The FDA has issued a warning letter to a California-based imaging center for illegally marketing and distributing an unapproved thermography device as a sole screening modality for breast cancer and other diseases, according to a recent FDA news release published Feb. 25.
The letter was sent to Total Thermal Imaging Inc. of La Mesa, California and its president and co-owner, Linda Hayes. The document was accompanied by an FDA safety communication letter warning female patients that thermography is not cleared by the agency as an alternative to mammography screening.
“There is no valid scientific data to show that thermographic devices, when used on their own or with another diagnostic test, are an effective screening tool for any medical condition, including the early detection of breast cancer or other diseases and conditions,” the FDA wrote. “The agency stresses that mammography is the only screening method proven to reduce deaths from breast cancer through early detection.”
Thermography is a noninvasive imaging method that uses an infrared camera to produce images showing heat and blood flow patterns on or near the surface of the body.
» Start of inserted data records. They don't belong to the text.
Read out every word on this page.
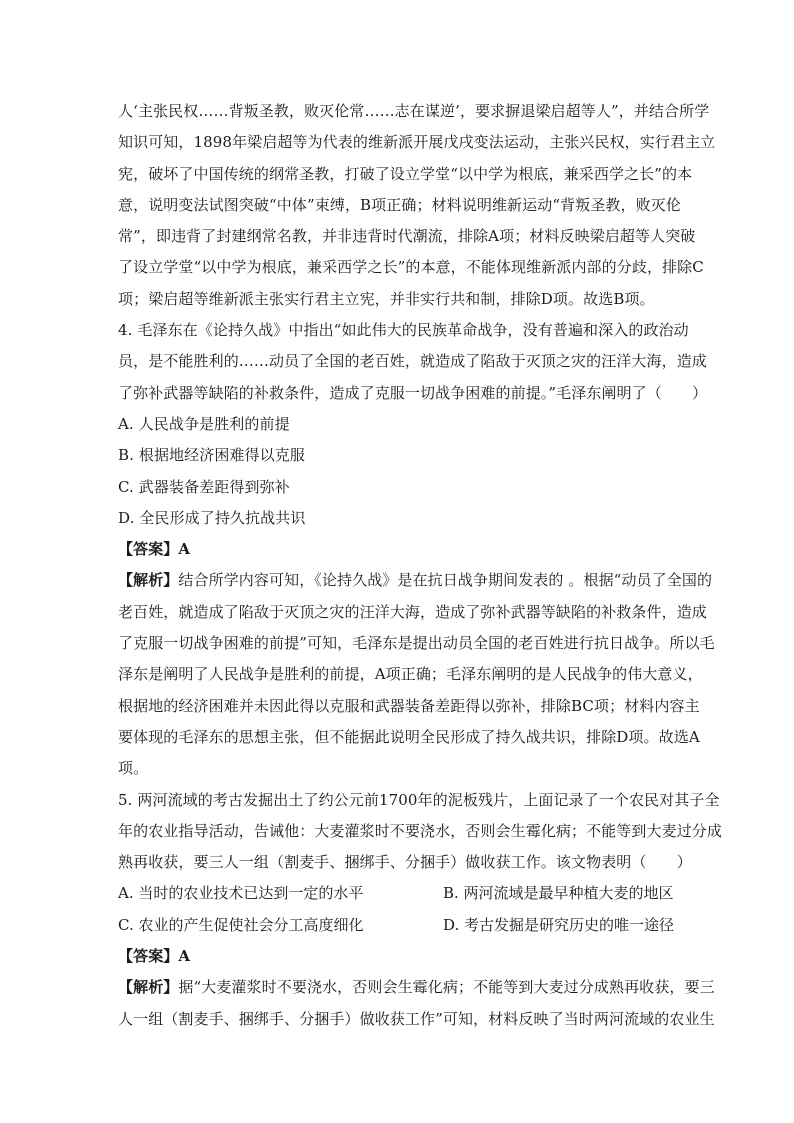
人‘主张民权……背叛圣教，败灭伦常……志在谋逆’，要求摒退梁启超等人”，并结合所学
知识可知，1898年梁启超等为代表的维新派开展戊戌变法运动，主张兴民权，实行君主立
宪，破坏了中国传统的纲常圣教，打破了设立学堂“以中学为根底，兼采西学之长”的本
意，说明变法试图突破“中体”束缚，B项正确；材料说明维新运动“背叛圣教，败灭伦
常”，即违背了封建纲常名教，并非违背时代潮流，排除A项；材料反映梁启超等人突破
了设立学堂“以中学为根底，兼采西学之长”的本意，不能体现维新派内部的分歧，排除C
项；梁启超等维新派主张实行君主立宪，并非实行共和制，排除D项。故选B项。
4. 毛泽东在《论持久战》中指出“如此伟大的民族革命战争，没有普遍和深入的政治动
员，是不能胜利的……动员了全国的老百姓，就造成了陷敌于灭顶之灾的汪洋大海，造成
了弥补武器等缺陷的补救条件，造成了克服一切战争困难的前提。”毛泽东阐明了（　　）
A. 人民战争是胜利的前提
B. 根据地经济困难得以克服
C. 武器装备差距得到弥补
D. 全民形成了持久抗战共识
【答案】A
【解析】结合所学内容可知，《论持久战》是在抗日战争期间发表的 。根据“动员了全国的
老百姓，就造成了陷敌于灭顶之灾的汪洋大海，造成了弥补武器等缺陷的补救条件，造成
了克服一切战争困难的前提”可知，毛泽东是提出动员全国的老百姓进行抗日战争。所以毛
泽东是阐明了人民战争是胜利的前提，A项正确；毛泽东阐明的是人民战争的伟大意义，
根据地的经济困难并未因此得以克服和武器装备差距得以弥补，排除BC项；材料内容主
要体现的毛泽东的思想主张，但不能据此说明全民形成了持久战共识，排除D项。故选A
项。
5. 两河流域的考古发掘出土了约公元前1700年的泥板残片，上面记录了一个农民对其子全
年的农业指导活动，告诫他：大麦灌浆时不要浇水，否则会生霉化病；不能等到大麦过分成
熟再收获，要三人一组（割麦手、捆绑手、分捆手）做收获工作。该文物表明（　　）
A. 当时的农业技术已达到一定的水平	B. 两河流域是最早种植大麦的地区
C. 农业的产生促使社会分工高度细化	D. 考古发掘是研究历史的唯一途径
【答案】A
【解析】据“大麦灌浆时不要浇水，否则会生霉化病；不能等到大麦过分成熟再收获，要三
人一组（割麦手、捆绑手、分捆手）做收获工作”可知，材料反映了当时两河流域的农业生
The tool, however, has been cleared by the FDA only as a supplement to primary diagnostic tests such as mammography.
The warning letter describes the FDA’s recent inspection of Total Thermal Imaging Inc., which found failure to establish procedures for taking corrective or preventive actions to address any defective products and failure to establish procedures for receiving and evaluating complaints, including a procedure for determining whether a complaint should be submitted to the FDA as a medical device report.
The letter also requests Total Thermal Imaging Inc. immediately stop distributing their “Thermography Business Package” and asks the firm to respond within 15 working days from the date the warning letter was received with details of how the violations noted in the warning letter will be corrected.
Any violations not corrected could lead to enforcement action such as seizure, injunction or civil money penalties, according to the FDA.
“Advancing and protecting women’s health is a priority for the FDA. As part of these efforts, we will not tolerate individuals or companies who attempt to take advantage of patients by marketing unapproved devices that deceive patients and put them at risk,” FDA Commissioner Scott Gottlieb, MD, said in a prepared statement.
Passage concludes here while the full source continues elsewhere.